Мы с Анхес, в сопровождении одного из младших жрецов, прошли к лодке. Там ее дожидались собственная охрана и служанка. И эту большую расписную барку из кедра я сразу вспомнил – она принадлежала бабке Поликсене: а теперь все, что нажили в Египте ионийская царица и ее муж, а потом их единственный сын Исидор, целиком досталось Анхес. Я ощутил мгновенную сильную неприязнь к этой женщине: выходило так, что сирота из Дельты немало выиграла от смерти мужа!..
Я тут же сердито одернул себя и обругал. Уж я-то ни в каком случае не мог быть ей судьей – только вечным должником!
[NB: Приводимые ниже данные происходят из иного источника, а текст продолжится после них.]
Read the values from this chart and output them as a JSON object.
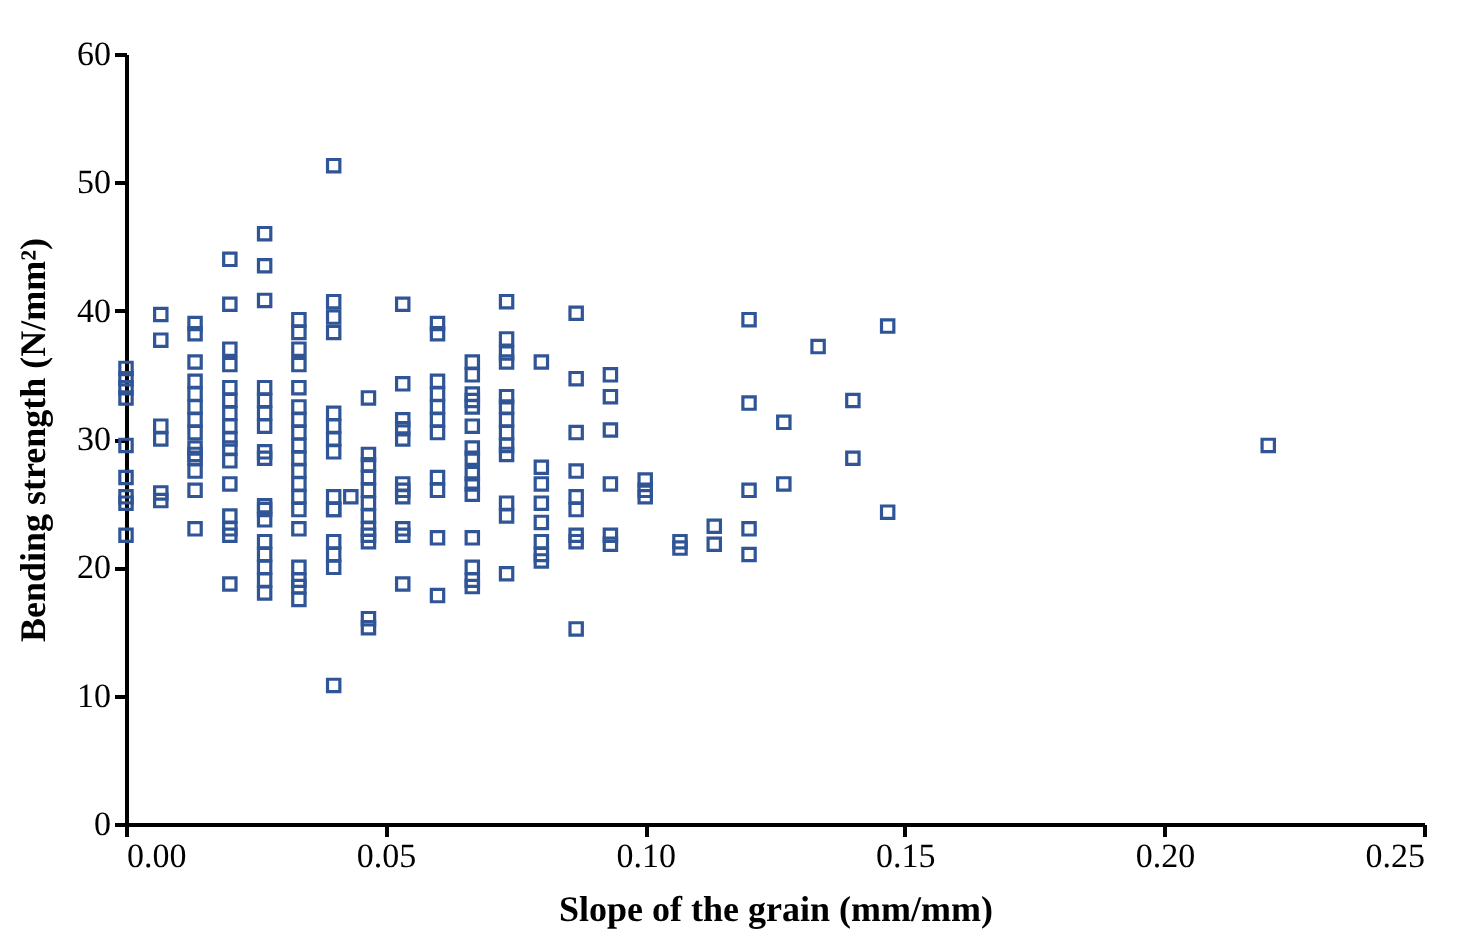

Мы отчалили… Путь вверх по течению, да еще и в половодье, обещал быть долгим. Но Анхес, похоже, путешествовать было не внове.
Я стоял на нагретой солнцем палубе, наслаждаясь видами, которых был лишен: мне открылись затопленные пшеничные и ячменные поля. Вода скоро отхлынет, щедро удобрив их темным илом.
Потом ко мне подошла Анхес.
– Лучше тебе поменьше находиться на палубе. Иди в каюту.
Я вздрогнул; потом кивнул. Я совсем забыл, кто я такой!
Анхес проводила меня в единственную каюту – как я помнил, довольно большую и обставленную со всеми удобствами: там были и кровать, и туалетный столик хозяйки, и сундуки, полные ее вещей. Пахло кипарисом и лотосовым маслом. Я покраснел, обернувшись к моей спасительнице.
– А как же ты, госпожа?
– Я посижу снаружи, как привыкла, – ответила Анхес. – А ночевать ты будешь на палубе, с гребцами. Ведь ты не боишься крокодилов, экуеша?
Я тряхнул головой.
– Нет… Только, прошу, называй меня Питфеем. Ведь мы с тобой в родстве!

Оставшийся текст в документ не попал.